A sparse vector is typically represented as a mapping of dimension → value (only for non-zero entries):

query_vector = [ {1: 0.2, 50: 0.4, 1000: 0.7} ] results = vbase.search( collection_name="your_collection", anns_field="your_sparse_vector_field", data=query_vector, limit=10, ) print(results)

Search parameters

ParameterWhat it controlsAllowed valuesPractical guidance
drop_ratio_searchDrops the smallest‑magnitude values in the query vector before searching (noise filtering)Float from 0.0 to 1.0If your sparse queries are noisy, try 0.1–0.3. Higher values may improve precision and speed, but can reduce recall.

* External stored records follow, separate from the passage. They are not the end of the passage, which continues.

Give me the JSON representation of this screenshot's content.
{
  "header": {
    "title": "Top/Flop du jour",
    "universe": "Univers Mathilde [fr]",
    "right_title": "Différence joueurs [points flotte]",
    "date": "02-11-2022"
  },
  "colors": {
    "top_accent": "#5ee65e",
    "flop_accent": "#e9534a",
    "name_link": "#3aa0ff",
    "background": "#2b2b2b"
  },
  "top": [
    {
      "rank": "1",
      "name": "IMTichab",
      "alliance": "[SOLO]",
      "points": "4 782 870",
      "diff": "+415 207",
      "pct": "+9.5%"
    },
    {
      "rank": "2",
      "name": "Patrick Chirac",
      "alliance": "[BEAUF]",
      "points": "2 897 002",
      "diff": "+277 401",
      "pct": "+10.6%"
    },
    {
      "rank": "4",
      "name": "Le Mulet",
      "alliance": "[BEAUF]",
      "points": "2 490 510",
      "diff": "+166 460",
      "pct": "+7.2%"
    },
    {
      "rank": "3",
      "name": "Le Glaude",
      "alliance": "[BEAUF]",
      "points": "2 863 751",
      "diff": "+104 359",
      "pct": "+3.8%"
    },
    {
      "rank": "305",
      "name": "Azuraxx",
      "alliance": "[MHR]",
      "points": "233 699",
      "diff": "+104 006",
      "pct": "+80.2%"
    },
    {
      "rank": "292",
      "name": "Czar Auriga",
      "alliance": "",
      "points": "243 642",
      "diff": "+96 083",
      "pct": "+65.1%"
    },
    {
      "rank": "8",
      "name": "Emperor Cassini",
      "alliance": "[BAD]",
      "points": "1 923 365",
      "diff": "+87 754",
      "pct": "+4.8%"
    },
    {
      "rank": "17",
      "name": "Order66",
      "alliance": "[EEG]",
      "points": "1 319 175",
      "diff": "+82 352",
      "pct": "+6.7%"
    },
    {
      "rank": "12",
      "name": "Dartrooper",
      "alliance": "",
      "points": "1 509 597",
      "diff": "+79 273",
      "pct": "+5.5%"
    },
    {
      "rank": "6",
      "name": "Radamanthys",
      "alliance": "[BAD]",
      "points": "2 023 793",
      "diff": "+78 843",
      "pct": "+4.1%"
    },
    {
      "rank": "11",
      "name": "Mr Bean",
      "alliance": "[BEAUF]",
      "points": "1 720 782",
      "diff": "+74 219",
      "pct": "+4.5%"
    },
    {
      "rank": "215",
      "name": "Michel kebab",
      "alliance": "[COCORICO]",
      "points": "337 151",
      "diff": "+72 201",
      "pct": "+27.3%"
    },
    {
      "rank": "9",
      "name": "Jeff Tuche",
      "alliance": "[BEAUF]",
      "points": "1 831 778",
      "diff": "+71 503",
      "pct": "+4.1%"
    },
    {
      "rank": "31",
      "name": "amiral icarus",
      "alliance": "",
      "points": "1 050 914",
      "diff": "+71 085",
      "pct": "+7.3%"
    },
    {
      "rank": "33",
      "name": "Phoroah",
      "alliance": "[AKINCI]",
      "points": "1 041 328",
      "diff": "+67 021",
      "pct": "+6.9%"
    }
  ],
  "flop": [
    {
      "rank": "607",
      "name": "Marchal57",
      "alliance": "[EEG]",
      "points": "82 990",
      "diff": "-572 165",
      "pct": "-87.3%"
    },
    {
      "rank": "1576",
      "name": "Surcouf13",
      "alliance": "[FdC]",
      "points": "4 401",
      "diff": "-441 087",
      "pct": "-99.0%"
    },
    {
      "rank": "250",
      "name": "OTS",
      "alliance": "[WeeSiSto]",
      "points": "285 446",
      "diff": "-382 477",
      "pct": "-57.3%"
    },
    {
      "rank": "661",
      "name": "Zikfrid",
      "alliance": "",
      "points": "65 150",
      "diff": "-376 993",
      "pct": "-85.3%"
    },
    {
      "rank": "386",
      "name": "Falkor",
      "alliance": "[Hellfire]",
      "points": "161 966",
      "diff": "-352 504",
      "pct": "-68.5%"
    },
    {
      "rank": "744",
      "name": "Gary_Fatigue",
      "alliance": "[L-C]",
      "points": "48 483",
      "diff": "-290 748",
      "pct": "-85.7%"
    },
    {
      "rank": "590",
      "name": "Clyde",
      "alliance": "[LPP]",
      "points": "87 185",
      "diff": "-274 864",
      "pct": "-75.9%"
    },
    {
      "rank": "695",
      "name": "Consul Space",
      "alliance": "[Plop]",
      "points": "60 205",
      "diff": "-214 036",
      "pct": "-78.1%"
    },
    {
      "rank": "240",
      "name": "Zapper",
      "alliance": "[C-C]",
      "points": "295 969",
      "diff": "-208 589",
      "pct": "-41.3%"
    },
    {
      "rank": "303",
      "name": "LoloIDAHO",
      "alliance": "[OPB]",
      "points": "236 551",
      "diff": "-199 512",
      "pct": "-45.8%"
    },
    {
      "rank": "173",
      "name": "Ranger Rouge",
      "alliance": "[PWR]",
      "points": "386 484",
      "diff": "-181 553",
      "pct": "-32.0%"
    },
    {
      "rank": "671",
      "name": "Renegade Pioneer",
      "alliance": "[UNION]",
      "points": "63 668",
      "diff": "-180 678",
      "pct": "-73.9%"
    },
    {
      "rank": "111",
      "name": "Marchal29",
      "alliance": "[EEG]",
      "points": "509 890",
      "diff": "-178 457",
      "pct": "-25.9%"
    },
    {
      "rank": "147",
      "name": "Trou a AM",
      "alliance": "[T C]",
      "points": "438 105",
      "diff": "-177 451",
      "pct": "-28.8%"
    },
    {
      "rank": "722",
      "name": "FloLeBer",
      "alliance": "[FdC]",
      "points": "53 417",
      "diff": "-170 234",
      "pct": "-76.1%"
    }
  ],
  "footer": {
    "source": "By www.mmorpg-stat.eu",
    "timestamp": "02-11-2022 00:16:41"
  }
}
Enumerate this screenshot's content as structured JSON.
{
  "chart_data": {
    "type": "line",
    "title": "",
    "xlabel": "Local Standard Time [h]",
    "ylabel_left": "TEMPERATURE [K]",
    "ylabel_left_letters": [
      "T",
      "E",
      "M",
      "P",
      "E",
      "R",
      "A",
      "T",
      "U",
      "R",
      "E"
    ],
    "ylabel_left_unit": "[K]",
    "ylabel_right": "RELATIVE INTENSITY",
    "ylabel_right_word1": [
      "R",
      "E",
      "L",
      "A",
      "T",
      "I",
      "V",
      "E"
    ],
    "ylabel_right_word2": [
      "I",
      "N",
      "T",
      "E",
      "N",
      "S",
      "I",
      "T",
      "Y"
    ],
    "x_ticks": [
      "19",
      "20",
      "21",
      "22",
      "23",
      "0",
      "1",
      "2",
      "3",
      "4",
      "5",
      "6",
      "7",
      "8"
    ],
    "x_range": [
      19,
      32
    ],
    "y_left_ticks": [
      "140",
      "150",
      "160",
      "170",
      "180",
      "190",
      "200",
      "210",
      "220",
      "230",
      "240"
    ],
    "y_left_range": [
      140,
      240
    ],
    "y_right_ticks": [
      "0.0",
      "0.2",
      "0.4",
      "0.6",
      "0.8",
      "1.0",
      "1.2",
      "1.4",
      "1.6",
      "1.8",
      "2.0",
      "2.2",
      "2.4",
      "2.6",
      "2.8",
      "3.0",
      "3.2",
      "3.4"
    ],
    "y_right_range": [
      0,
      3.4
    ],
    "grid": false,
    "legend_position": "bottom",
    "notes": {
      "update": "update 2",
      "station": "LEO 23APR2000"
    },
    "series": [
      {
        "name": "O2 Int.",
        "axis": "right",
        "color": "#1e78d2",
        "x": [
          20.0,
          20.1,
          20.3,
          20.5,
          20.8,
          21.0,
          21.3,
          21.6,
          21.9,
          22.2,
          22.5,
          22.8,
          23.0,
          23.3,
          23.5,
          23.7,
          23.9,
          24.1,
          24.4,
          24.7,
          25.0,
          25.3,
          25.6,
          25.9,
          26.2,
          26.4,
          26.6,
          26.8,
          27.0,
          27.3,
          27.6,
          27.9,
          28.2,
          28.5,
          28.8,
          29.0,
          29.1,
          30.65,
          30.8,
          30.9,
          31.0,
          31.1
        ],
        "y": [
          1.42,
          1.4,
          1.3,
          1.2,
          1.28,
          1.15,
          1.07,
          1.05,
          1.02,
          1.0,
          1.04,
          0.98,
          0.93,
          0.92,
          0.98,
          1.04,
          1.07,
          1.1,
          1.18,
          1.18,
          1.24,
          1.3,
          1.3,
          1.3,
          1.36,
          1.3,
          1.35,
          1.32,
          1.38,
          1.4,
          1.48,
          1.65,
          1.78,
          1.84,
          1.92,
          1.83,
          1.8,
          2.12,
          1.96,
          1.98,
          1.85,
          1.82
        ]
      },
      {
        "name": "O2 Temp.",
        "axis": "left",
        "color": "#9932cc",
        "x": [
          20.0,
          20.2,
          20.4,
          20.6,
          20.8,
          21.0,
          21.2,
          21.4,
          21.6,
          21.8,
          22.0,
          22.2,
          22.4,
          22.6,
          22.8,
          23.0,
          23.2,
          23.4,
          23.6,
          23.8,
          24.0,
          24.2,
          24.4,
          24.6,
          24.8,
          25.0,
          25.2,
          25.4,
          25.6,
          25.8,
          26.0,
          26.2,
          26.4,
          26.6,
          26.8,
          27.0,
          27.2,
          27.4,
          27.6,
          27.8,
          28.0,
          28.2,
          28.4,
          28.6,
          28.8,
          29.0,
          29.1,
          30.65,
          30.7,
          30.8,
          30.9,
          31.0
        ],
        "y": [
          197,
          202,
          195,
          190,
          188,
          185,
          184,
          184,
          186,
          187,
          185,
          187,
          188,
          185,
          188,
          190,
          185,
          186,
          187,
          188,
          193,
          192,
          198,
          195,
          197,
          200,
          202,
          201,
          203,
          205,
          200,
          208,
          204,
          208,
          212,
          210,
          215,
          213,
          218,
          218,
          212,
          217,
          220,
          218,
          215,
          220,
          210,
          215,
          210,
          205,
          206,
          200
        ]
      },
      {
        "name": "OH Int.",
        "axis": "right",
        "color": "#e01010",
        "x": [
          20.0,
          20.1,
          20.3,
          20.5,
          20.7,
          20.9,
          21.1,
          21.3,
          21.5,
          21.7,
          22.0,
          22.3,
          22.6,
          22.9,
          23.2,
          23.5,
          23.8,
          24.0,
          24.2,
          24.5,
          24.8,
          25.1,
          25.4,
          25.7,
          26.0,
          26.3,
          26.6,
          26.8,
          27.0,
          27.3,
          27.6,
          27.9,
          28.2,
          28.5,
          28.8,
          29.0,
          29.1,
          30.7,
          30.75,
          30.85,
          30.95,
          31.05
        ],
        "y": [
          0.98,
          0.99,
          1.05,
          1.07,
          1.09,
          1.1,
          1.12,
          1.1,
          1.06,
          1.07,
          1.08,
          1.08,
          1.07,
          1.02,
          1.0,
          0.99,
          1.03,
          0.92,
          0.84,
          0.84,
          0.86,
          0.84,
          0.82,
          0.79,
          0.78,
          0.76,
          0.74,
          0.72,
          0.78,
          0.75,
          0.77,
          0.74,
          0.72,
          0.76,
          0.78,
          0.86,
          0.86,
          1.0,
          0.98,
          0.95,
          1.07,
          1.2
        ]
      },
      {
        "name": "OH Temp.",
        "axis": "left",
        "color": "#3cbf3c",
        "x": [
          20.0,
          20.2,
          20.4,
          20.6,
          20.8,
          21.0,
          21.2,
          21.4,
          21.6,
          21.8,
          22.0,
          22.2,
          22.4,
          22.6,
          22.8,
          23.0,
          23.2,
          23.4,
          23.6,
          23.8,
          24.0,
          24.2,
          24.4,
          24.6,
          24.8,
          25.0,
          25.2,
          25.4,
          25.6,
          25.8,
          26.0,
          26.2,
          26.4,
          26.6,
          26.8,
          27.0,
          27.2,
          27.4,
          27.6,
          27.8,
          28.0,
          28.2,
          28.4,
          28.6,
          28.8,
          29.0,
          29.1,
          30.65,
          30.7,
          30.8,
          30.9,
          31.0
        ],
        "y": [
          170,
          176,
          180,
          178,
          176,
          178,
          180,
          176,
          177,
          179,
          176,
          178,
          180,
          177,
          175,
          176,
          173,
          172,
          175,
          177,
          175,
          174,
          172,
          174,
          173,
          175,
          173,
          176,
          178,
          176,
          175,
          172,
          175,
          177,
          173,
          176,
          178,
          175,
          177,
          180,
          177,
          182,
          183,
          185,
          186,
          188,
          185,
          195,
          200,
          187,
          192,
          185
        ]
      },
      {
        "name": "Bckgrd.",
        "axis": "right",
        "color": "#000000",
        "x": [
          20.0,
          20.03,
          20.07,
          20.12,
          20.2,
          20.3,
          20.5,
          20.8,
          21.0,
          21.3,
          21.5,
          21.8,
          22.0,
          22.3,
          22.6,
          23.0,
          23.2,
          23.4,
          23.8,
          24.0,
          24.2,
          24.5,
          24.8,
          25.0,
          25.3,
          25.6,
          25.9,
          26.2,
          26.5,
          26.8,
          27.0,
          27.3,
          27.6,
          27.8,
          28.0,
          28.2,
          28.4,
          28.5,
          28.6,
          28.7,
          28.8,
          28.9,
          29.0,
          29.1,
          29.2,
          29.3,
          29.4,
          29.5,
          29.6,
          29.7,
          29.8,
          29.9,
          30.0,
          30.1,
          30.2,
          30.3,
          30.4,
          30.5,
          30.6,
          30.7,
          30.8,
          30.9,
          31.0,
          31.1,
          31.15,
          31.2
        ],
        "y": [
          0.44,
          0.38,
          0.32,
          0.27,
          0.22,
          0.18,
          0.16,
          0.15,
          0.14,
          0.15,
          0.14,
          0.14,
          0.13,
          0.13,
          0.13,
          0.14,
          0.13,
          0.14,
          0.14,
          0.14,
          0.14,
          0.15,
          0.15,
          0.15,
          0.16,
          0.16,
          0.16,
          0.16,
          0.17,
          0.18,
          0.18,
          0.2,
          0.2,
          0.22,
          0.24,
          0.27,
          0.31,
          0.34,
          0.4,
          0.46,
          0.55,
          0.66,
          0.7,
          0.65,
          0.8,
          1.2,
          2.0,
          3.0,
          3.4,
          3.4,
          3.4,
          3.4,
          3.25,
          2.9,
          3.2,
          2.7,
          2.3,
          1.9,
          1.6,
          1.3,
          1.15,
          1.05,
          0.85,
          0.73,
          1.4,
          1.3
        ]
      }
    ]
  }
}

Example with search params:

results = vbase.search( collection_name="your_collection", anns_field="your_sparse_vector_field", data=query_vector, limit=10, search_params={ "params": { "drop_ratio_search": 0.2, } }, )

Tuning cheat sheet

  • Many terms, larger top‑k → DAAT_MAXSCORE
  • Short queries, small top‑k → DAAT_WAND
  • You want the simplest behavior (often slower) → TAAT_NAIVE
  • Noisy sparse weights → raise drop_ratio_search gradually (e.g., 0.05 → 0.1 → 0.2)

Notes and gotchas

  • This index applies only to sparse vector fields.
  • For BM25-style use cases, make sure your pipeline produces a meaningful sparse representation (token weights), not a dense embedding.
  • Index build time and query speed both depend heavily on how many non-zero entries your vectors have.